Letter to United Nations Security Council

December 1, 2009

Dear ......

As Americans of Eritrean descent, we would like to express once again our profound regret that a draft resolution is reportedly being circulated among the members of the UN Security Council calling for
sanctions against Eritrea for allegedly supplying weapons to Somali insurgents—charges that have been proven to be unfounded, baseless and extremely reckless.

Furthermore, it is incomprehensible that the UN Security Council finds it suitable to repeatedly consider such charges manufactured, orchestrated, and pushed by Eritrea’s traditional enemies for reasons that have nothing to do with Somalia, while ignoring cases that are critical to peace and security to the Horn of Africa. In fact, this and other manufactured charges are designed to constantly weaken Eritrea in the ongoing conflict with Ethiopia.

Again, we would like to remind the UN Security Council, these allegations have long been proven untrue. The draft resolution is rooted in a string of charges fabricated by the so-called U.N. Arms Monitoring Group starting in 2006 when, in an attempt to provide cover for Ethiopia’s invasion of Somalia, the group tried to frame it as an Eritrea-Ethiopia proxy war, by placing 2000 phantom Eritrean troops in Somalia. However, as the world knows today, this turned out to be pure fabrication. Furthermore, the plane that Eritrea was supposed to have used to transport weapons and fighters to Somalia turned out to be another fabrication; the plane was found crashed in Uganda while being used by DynCorp, a contractor for the US military and Intelligence service.

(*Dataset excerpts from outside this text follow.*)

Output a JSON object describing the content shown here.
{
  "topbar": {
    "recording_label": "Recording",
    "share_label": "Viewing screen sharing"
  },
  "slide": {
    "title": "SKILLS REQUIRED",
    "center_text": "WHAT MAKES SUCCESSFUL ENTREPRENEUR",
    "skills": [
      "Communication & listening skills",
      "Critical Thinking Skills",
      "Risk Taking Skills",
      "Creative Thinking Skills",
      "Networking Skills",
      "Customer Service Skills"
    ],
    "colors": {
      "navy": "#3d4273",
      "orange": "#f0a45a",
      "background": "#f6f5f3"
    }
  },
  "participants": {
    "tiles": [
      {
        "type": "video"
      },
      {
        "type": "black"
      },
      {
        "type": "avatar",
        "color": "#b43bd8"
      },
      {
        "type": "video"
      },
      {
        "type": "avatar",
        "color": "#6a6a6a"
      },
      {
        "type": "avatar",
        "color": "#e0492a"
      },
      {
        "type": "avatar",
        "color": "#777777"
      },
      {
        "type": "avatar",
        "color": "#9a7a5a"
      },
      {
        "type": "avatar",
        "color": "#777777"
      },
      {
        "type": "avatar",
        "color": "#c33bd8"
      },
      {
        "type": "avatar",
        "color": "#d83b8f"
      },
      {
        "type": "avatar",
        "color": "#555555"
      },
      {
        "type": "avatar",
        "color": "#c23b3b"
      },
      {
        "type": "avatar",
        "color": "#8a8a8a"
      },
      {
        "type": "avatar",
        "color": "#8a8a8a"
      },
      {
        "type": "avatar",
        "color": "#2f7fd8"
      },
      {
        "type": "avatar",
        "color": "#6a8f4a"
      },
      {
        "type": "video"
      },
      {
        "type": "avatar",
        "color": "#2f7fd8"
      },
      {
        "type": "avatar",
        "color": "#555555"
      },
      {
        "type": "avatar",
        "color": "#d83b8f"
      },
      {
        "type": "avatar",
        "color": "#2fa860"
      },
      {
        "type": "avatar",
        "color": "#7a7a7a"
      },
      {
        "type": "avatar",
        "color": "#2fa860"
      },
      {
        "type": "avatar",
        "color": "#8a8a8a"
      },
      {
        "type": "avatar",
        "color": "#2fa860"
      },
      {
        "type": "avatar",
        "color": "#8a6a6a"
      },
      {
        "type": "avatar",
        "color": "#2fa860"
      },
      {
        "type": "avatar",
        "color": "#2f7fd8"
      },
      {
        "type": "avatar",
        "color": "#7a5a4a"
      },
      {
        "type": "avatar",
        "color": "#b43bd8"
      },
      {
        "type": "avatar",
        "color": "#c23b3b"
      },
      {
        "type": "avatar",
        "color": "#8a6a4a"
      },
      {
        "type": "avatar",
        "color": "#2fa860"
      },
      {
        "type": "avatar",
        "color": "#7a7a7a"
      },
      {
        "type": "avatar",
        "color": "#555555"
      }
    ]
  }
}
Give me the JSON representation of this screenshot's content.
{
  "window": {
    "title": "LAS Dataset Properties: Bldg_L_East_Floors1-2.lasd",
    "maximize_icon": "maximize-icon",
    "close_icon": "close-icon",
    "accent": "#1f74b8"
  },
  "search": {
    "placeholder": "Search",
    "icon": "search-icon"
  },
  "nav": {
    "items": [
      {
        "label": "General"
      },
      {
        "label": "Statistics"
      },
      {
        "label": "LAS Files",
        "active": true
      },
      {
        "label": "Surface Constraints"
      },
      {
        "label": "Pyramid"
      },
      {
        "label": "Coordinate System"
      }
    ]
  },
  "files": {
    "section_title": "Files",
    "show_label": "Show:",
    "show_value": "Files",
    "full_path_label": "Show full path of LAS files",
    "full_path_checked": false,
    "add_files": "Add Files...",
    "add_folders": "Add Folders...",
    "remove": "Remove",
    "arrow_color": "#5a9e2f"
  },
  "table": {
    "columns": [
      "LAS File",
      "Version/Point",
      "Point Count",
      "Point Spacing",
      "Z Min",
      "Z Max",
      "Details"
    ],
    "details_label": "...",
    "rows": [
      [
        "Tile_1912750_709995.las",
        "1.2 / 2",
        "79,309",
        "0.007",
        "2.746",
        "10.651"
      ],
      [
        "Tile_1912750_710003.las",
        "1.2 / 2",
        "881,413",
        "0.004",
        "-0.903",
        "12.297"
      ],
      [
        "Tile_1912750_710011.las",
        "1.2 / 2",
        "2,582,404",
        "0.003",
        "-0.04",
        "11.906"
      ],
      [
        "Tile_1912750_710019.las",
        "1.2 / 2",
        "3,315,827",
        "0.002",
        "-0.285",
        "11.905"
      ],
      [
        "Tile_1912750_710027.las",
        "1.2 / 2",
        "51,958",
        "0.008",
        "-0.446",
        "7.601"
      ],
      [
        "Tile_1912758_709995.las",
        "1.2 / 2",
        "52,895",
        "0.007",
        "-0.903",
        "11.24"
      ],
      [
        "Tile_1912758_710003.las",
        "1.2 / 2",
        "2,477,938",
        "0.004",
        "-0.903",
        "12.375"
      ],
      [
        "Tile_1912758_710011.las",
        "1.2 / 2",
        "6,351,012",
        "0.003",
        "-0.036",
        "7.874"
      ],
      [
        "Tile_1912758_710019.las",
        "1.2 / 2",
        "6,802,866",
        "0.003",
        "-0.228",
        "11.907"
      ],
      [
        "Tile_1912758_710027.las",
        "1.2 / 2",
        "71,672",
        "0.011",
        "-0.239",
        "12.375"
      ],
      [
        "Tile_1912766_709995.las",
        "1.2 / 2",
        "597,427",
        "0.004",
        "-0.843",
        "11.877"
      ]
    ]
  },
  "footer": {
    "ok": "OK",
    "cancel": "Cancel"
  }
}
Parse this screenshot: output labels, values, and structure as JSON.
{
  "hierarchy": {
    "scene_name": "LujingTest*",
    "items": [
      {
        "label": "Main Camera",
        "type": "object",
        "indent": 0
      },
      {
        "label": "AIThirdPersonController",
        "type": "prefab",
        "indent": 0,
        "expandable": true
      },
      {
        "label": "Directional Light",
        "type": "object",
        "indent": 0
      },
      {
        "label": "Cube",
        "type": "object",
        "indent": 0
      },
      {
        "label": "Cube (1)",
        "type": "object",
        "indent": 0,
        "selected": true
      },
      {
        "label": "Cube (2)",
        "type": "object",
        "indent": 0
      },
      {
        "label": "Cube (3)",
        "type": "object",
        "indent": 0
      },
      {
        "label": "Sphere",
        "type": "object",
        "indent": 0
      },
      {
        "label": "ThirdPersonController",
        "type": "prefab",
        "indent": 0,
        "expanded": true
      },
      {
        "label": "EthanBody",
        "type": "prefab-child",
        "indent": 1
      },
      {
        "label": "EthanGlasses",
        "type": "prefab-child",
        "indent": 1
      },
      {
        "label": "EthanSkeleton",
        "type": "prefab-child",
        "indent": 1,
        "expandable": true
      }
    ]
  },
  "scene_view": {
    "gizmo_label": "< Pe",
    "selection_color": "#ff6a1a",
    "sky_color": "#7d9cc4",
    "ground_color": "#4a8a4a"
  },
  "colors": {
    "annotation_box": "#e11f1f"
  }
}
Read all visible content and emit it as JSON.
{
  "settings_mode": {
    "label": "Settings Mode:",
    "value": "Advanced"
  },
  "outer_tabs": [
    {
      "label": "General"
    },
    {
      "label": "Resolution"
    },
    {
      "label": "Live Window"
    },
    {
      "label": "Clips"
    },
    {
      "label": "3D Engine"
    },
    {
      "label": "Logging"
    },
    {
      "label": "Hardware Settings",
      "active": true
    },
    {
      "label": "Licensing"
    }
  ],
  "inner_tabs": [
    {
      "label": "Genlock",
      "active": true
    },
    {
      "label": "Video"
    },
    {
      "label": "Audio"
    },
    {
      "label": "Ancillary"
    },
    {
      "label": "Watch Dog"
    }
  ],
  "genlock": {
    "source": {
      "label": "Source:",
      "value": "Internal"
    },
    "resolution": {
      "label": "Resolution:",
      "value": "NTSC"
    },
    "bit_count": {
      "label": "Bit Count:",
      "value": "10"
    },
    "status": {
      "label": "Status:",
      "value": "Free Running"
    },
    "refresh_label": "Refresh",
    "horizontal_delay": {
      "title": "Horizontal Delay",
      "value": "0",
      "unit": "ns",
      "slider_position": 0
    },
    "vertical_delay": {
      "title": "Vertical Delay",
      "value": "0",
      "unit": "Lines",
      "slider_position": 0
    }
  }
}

It is also important to remember that the UN Secretary-General’s Special Representative for Somalia, Mr. Ahmedou Ould-Abdallah, has admitted that there is no evidence linking Eritrea to the Monitoring Group’s charges.

It is also extremely reckless to keep throwing such an avalanche of groundless charges against a sovereign nation located in the most volatile region of Africa. It is bound to exacerbate the already tense relationship between the nations, leading to more conflicts in this war-ravaged region. As Americans of Eritrean descent, we have a vested interest in seeing peace, stability and security returned to the Horn region. However, scapegoating Eritrea is no way of getting there.

Finally, we once again urge the UN Security Council to make an objective, fair and informed assessment of the situation in Somalia so it can find peace in that conflict-ridden nation. But, we are absolutely sure that imposing sanctions on Eritrea based on unfounded charges will not bring peace and security to Somalia or the rest of Horn of Africa. In fact, it is likely to exacerbate the already simmering tensions between the nations in that region.